Headmistress (Junior School)

FRIENDSHIP

As per research, evolution of societies has been based on social interactions and in turn the base of social interactions is constituted by friendships and companionships.

When you're very young, of course, your primary social relationship is with your parents or caregivers. But later schools become a fertile ground when children begin to develop bonds of friendship. It first begins with doing things and enjoying together and then take a deeper turn with emotional connects. Then in adolescence, it becomes even more abstract and relational.

Especially during the initial school years, friendship acts as a catalyst for team spirit and a sense of belonging. We all must have witnessed the loudest cheers for friends at the Swimming Gala and during Sports Day, echoing loud in the air.

Friendships also form a base of tolerance and inclusivity in our society as we can’t choose our family and relatives but we can always pick our friends. Through friendships children explore the emotions of empathy, trust, loyalty, helpfulness, forgiveness, acceptance, a spirit of competition and even jealousy to name a few.

These emotions add to our personality and help us shape ourselves for future social interactions. Friendship is known to evoke strength by creating bonds which help people lean on their friends for encouragement, confidence and motivation. It is so very obvious when we often spot a child facing the class during a poem recital, eagerly looking for his friend in the audience.

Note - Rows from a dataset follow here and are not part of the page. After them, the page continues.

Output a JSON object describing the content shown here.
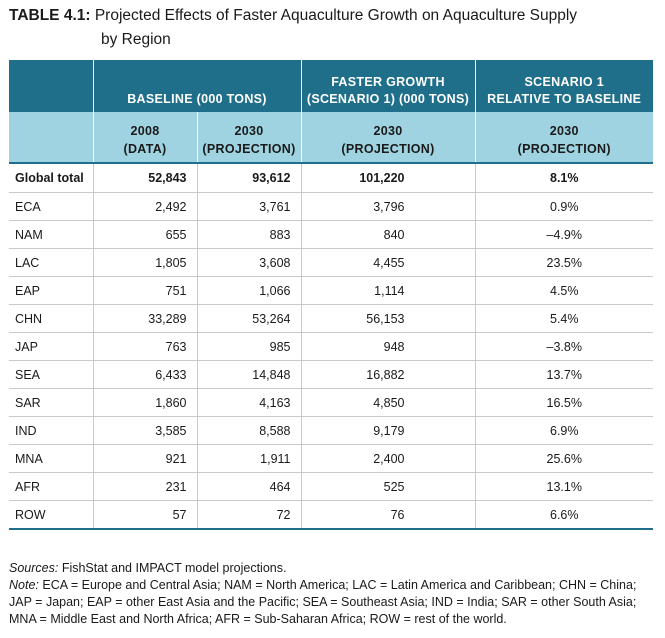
{
  "title": {
    "label": "TABLE 4.1:",
    "line1": "Projected Effects of Faster Aquaculture Growth on Aquaculture Supply",
    "line2": "by Region"
  },
  "header": {
    "group_baseline": "BASELINE (000 TONS)",
    "group_faster_line1": "FASTER GROWTH",
    "group_faster_line2": "(SCENARIO 1) (000 TONS)",
    "group_relative_line1": "SCENARIO 1",
    "group_relative_line2": "RELATIVE TO BASELINE",
    "sub": [
      {
        "line1": "2008",
        "line2": "(DATA)"
      },
      {
        "line1": "2030",
        "line2": "(PROJECTION)"
      },
      {
        "line1": "2030",
        "line2": "(PROJECTION)"
      },
      {
        "line1": "2030",
        "line2": "(PROJECTION)"
      }
    ]
  },
  "rows": [
    {
      "region": "Global total",
      "b2008": "52,843",
      "b2030": "93,612",
      "fg2030": "101,220",
      "rel": "8.1%"
    },
    {
      "region": "ECA",
      "b2008": "2,492",
      "b2030": "3,761",
      "fg2030": "3,796",
      "rel": "0.9%"
    },
    {
      "region": "NAM",
      "b2008": "655",
      "b2030": "883",
      "fg2030": "840",
      "rel": "–4.9%"
    },
    {
      "region": "LAC",
      "b2008": "1,805",
      "b2030": "3,608",
      "fg2030": "4,455",
      "rel": "23.5%"
    },
    {
      "region": "EAP",
      "b2008": "751",
      "b2030": "1,066",
      "fg2030": "1,114",
      "rel": "4.5%"
    },
    {
      "region": "CHN",
      "b2008": "33,289",
      "b2030": "53,264",
      "fg2030": "56,153",
      "rel": "5.4%"
    },
    {
      "region": "JAP",
      "b2008": "763",
      "b2030": "985",
      "fg2030": "948",
      "rel": "–3.8%"
    },
    {
      "region": "SEA",
      "b2008": "6,433",
      "b2030": "14,848",
      "fg2030": "16,882",
      "rel": "13.7%"
    },
    {
      "region": "SAR",
      "b2008": "1,860",
      "b2030": "4,163",
      "fg2030": "4,850",
      "rel": "16.5%"
    },
    {
      "region": "IND",
      "b2008": "3,585",
      "b2030": "8,588",
      "fg2030": "9,179",
      "rel": "6.9%"
    },
    {
      "region": "MNA",
      "b2008": "921",
      "b2030": "1,911",
      "fg2030": "2,400",
      "rel": "25.6%"
    },
    {
      "region": "AFR",
      "b2008": "231",
      "b2030": "464",
      "fg2030": "525",
      "rel": "13.1%"
    },
    {
      "region": "ROW",
      "b2008": "57",
      "b2030": "72",
      "fg2030": "76",
      "rel": "6.6%"
    }
  ],
  "notes": {
    "sources_label": "Sources:",
    "sources_text": " FishStat and IMPACT model projections.",
    "note_label": "Note:",
    "note_text": " ECA = Europe and Central Asia; NAM = North America; LAC = Latin America and Caribbean; CHN = China; JAP = Japan; EAP = other East Asia and the Pacific; SEA = Southeast Asia; IND = India; SAR = other South Asia; MNA = Middle East and North Africa; AFR = Sub-Saharan Africa; ROW = rest of the world."
  },
  "colors": {
    "header_dark": "#1f6f8b",
    "header_light": "#9fd3e1"
  }
}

There's a flip side too which demonstrates itself through peer pressure when it comes to bullying and feeling inadequate as a part of a peer group. That’s where the significance of instilling values and moral education comes in handy and the role of parents and teachers is magnified. We as teachers, parents and caregivers must instill the value of friendship among children. But this bond of friendship must come with ample space for individuality, self-expression, tolerance and appreciation of each other as friends.

We must educate children that friendships celebrate individuality rather than bringing compliance. This would not only give children the strength to stand up to peer pressure but also help them to shape their personalities as their unique selves. In fact, research suggests that friendships can help us find purpose and meaning, stay healthy, and live longer. The intimacy, support, equality, and emotional bonds we have in our friendships are unique.

In the current scenario, friendships which are weighed down by social media interactions, likes and dislikes on social media platforms, etc. actually are not real friendships. We must remind the young that real friendships need not have the constraints of having a hundred friends on social platforms and gazing into the screens of mobile phones while sitting with a friend in a cafe.

As I sign off, I'm reminded of a quote by someone anonymous - "The best things in your life aren't things... they're your friends."